Vinyl is making a comeback, but for all intents and purposes the reign of cassette tapes is long since over, right? Perhaps not, if Sony has anything to say about it. At today’s International Magnetics Conference (Intermag) in Europe, the company is presenting a method of data storage utilizing magnetic tape which is capable of holding a whopping 148GB per inch.
I have fond memories of walking to my local Wherehouse, stocking up on Maxell XLII-S blank cassette tapes (back me up 80′s kids, these were vastly superior to Memorex), and settling in for a weekend of crafting the most glorious mixtapes imaginable. Sony’s new breakthrough in storage capacity would mean one insanely comprehensive mixtape.
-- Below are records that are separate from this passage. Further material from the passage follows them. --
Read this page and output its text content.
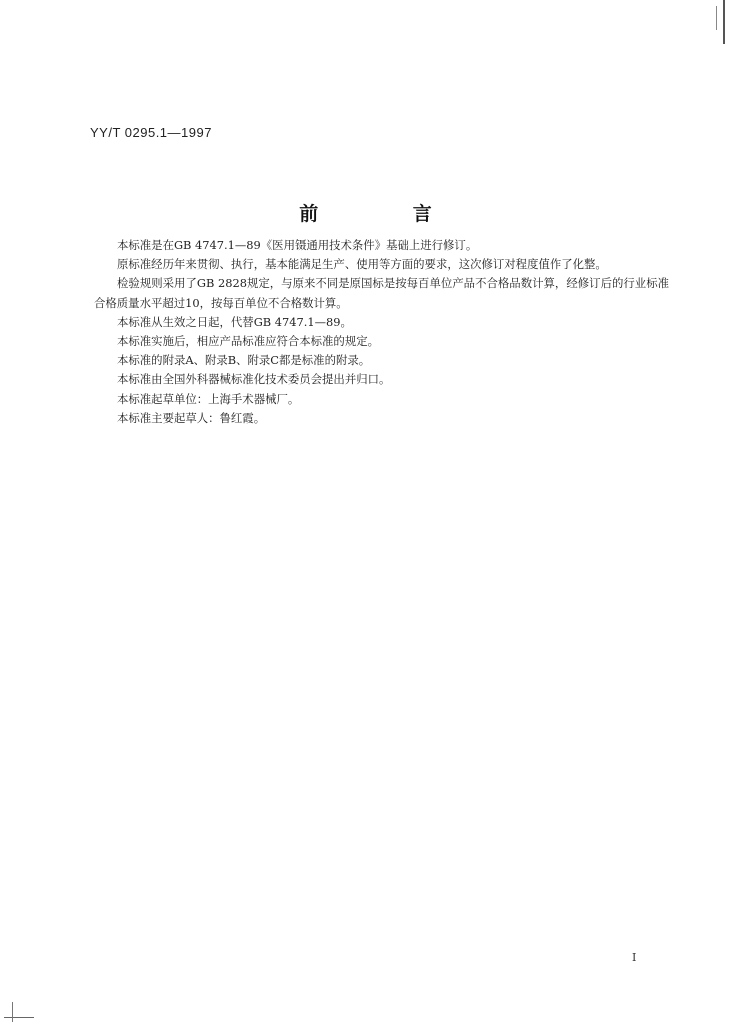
YY/T 0295.1—1997
前 言

本标准是在GB 4747.1—89《医用镊通用技术条件》基础上进行修订。

原标准经历年来贯彻、执行，基本能满足生产、使用等方面的要求，这次修订对程度值作了化整。

检验规则采用了GB 2828规定，与原来不同是原国标是按每百单位产品不合格品数计算，经修订后的行业标准合格质量水平超过10，按每百单位不合格数计算。

本标准从生效之日起，代替GB 4747.1—89。

本标准实施后，相应产品标准应符合本标准的规定。

本标准的附录A、附录B、附录C都是标准的附录。

本标准由全国外科器械标准化技术委员会提出并归口。

本标准起草单位：上海手术器械厂。

本标准主要起草人：鲁红霞。

I
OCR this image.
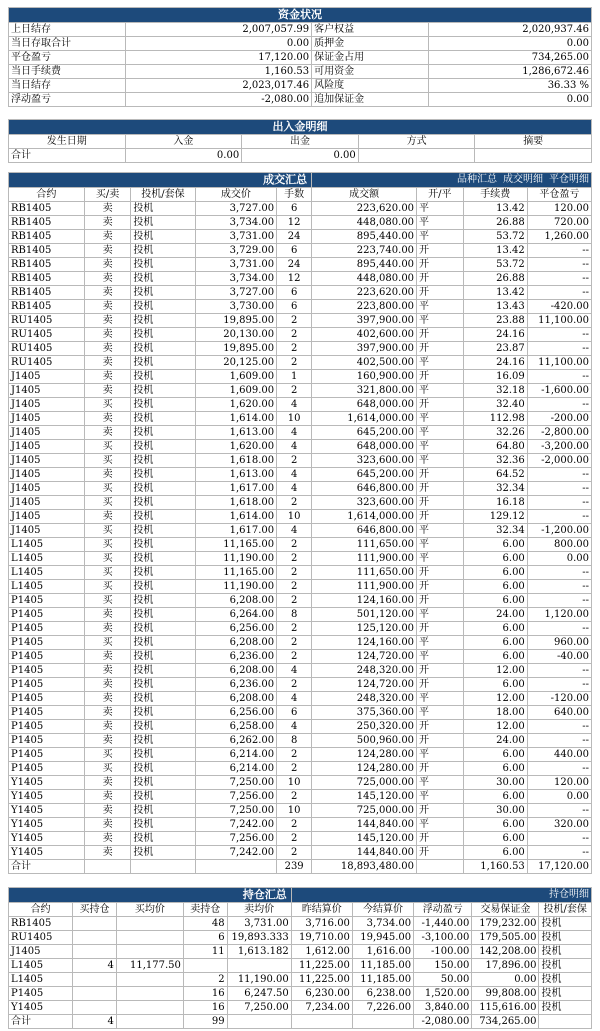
资金状况			
上日结存	2,007,057.99	客户权益	2,020,937.46
当日存取合计	0.00	质押金	0.00
平仓盈亏	17,120.00	保证金占用	734,265.00
当日手续费	1,160.53	可用资金	1,286,672.46
当日结存	2,023,017.46	风险度	36.33 %
浮动盈亏	-2,080.00	追加保证金	0.00
出入金明细				
发生日期	入金	出金	方式	摘要
合计	0.00	0.00		
成交汇总					品种汇总 成交明细 平仓明细			
合约	买/卖	投机/套保	成交价	手数	成交额	开/平	手续费	平仓盈亏
RB1405	卖	投机	3,727.00	6	223,620.00	平	13.42	120.00
RB1405	卖	投机	3,734.00	12	448,080.00	平	26.88	720.00
RB1405	卖	投机	3,731.00	24	895,440.00	平	53.72	1,260.00
RB1405	卖	投机	3,729.00	6	223,740.00	开	13.42	--
RB1405	卖	投机	3,731.00	24	895,440.00	开	53.72	--
RB1405	卖	投机	3,734.00	12	448,080.00	开	26.88	--
RB1405	卖	投机	3,727.00	6	223,620.00	开	13.42	--
RB1405	卖	投机	3,730.00	6	223,800.00	平	13.43	-420.00
RU1405	卖	投机	19,895.00	2	397,900.00	平	23.88	11,100.00
RU1405	卖	投机	20,130.00	2	402,600.00	开	24.16	--
RU1405	卖	投机	19,895.00	2	397,900.00	开	23.87	--
RU1405	卖	投机	20,125.00	2	402,500.00	平	24.16	11,100.00
J1405	卖	投机	1,609.00	1	160,900.00	开	16.09	--
J1405	卖	投机	1,609.00	2	321,800.00	平	32.18	-1,600.00
J1405	买	投机	1,620.00	4	648,000.00	开	32.40	--
J1405	卖	投机	1,614.00	10	1,614,000.00	平	112.98	-200.00
J1405	卖	投机	1,613.00	4	645,200.00	平	32.26	-2,800.00
J1405	买	投机	1,620.00	4	648,000.00	平	64.80	-3,200.00
J1405	买	投机	1,618.00	2	323,600.00	平	32.36	-2,000.00
J1405	卖	投机	1,613.00	4	645,200.00	开	64.52	--
J1405	买	投机	1,617.00	4	646,800.00	开	32.34	--
J1405	买	投机	1,618.00	2	323,600.00	开	16.18	--
J1405	卖	投机	1,614.00	10	1,614,000.00	开	129.12	--
J1405	买	投机	1,617.00	4	646,800.00	平	32.34	-1,200.00
L1405	买	投机	11,165.00	2	111,650.00	平	6.00	800.00
L1405	买	投机	11,190.00	2	111,900.00	平	6.00	0.00
L1405	买	投机	11,165.00	2	111,650.00	开	6.00	--
L1405	买	投机	11,190.00	2	111,900.00	开	6.00	--
P1405	买	投机	6,208.00	2	124,160.00	开	6.00	--
P1405	卖	投机	6,264.00	8	501,120.00	平	24.00	1,120.00
P1405	卖	投机	6,256.00	2	125,120.00	开	6.00	--
P1405	买	投机	6,208.00	2	124,160.00	平	6.00	960.00
P1405	卖	投机	6,236.00	2	124,720.00	平	6.00	-40.00
P1405	卖	投机	6,208.00	4	248,320.00	开	12.00	--
P1405	卖	投机	6,236.00	2	124,720.00	开	6.00	--
P1405	卖	投机	6,208.00	4	248,320.00	平	12.00	-120.00
P1405	卖	投机	6,256.00	6	375,360.00	平	18.00	640.00
P1405	卖	投机	6,258.00	4	250,320.00	开	12.00	--
P1405	卖	投机	6,262.00	8	500,960.00	开	24.00	--
P1405	买	投机	6,214.00	2	124,280.00	平	6.00	440.00
P1405	买	投机	6,214.00	2	124,280.00	开	6.00	--
Y1405	卖	投机	7,250.00	10	725,000.00	平	30.00	120.00
Y1405	卖	投机	7,256.00	2	145,120.00	平	6.00	0.00
Y1405	卖	投机	7,250.00	10	725,000.00	开	30.00	--
Y1405	卖	投机	7,242.00	2	144,840.00	平	6.00	320.00
Y1405	卖	投机	7,256.00	2	145,120.00	开	6.00	--
Y1405	卖	投机	7,242.00	2	144,840.00	开	6.00	--
合计				239	18,893,480.00		1,160.53	17,120.00
持仓汇总					持仓明细				
合约	买持仓	买均价	卖持仓	卖均价	昨结算价	今结算价	浮动盈亏	交易保证金	投机/套保
RB1405			48	3,731.00	3,716.00	3,734.00	-1,440.00	179,232.00	投机
RU1405			6	19,893.333	19,710.00	19,945.00	-3,100.00	179,505.00	投机
J1405			11	1,613.182	1,612.00	1,616.00	-100.00	142,208.00	投机
L1405	4	11,177.50			11,225.00	11,185.00	150.00	17,896.00	投机
L1405			2	11,190.00	11,225.00	11,185.00	50.00	0.00	投机
P1405			16	6,247.50	6,230.00	6,238.00	1,520.00	99,808.00	投机
Y1405			16	7,250.00	7,234.00	7,226.00	3,840.00	115,616.00	投机
合计	4		99				-2,080.00	734,265.00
Back in 2012, a collaboration between FujiFilm and IBM IBM -1.84% resulted in prototype cassettes which could hold 35TB of data, and at the time that was considered a monumental accomplishment. Sony’s new method means you could cram 185TB onto a single cassette tape. The average Blu-Ray disc holds 50GB and a standard PC hard drive 1TB. To illustrate just how dramatic this is, here’s a weeks-old tutorial at ExtremeTech detailing how to build your own 180TB hard drive storage array for a measly $9305. To accomplish this, Sony has utilized and enhanced a technology known as “sputter deposition,” which involves drastically shrinking the magnetic particles on the tape.
Obviously the creators of the Walkman aren’t envisioning their new storage technology being used in the consumer space, but Sony says this is way more than an experiment. Magnetic tape is still a viable option for mass data storage and backup, and Sony wants to commercialize their product and bring it to market in the near future.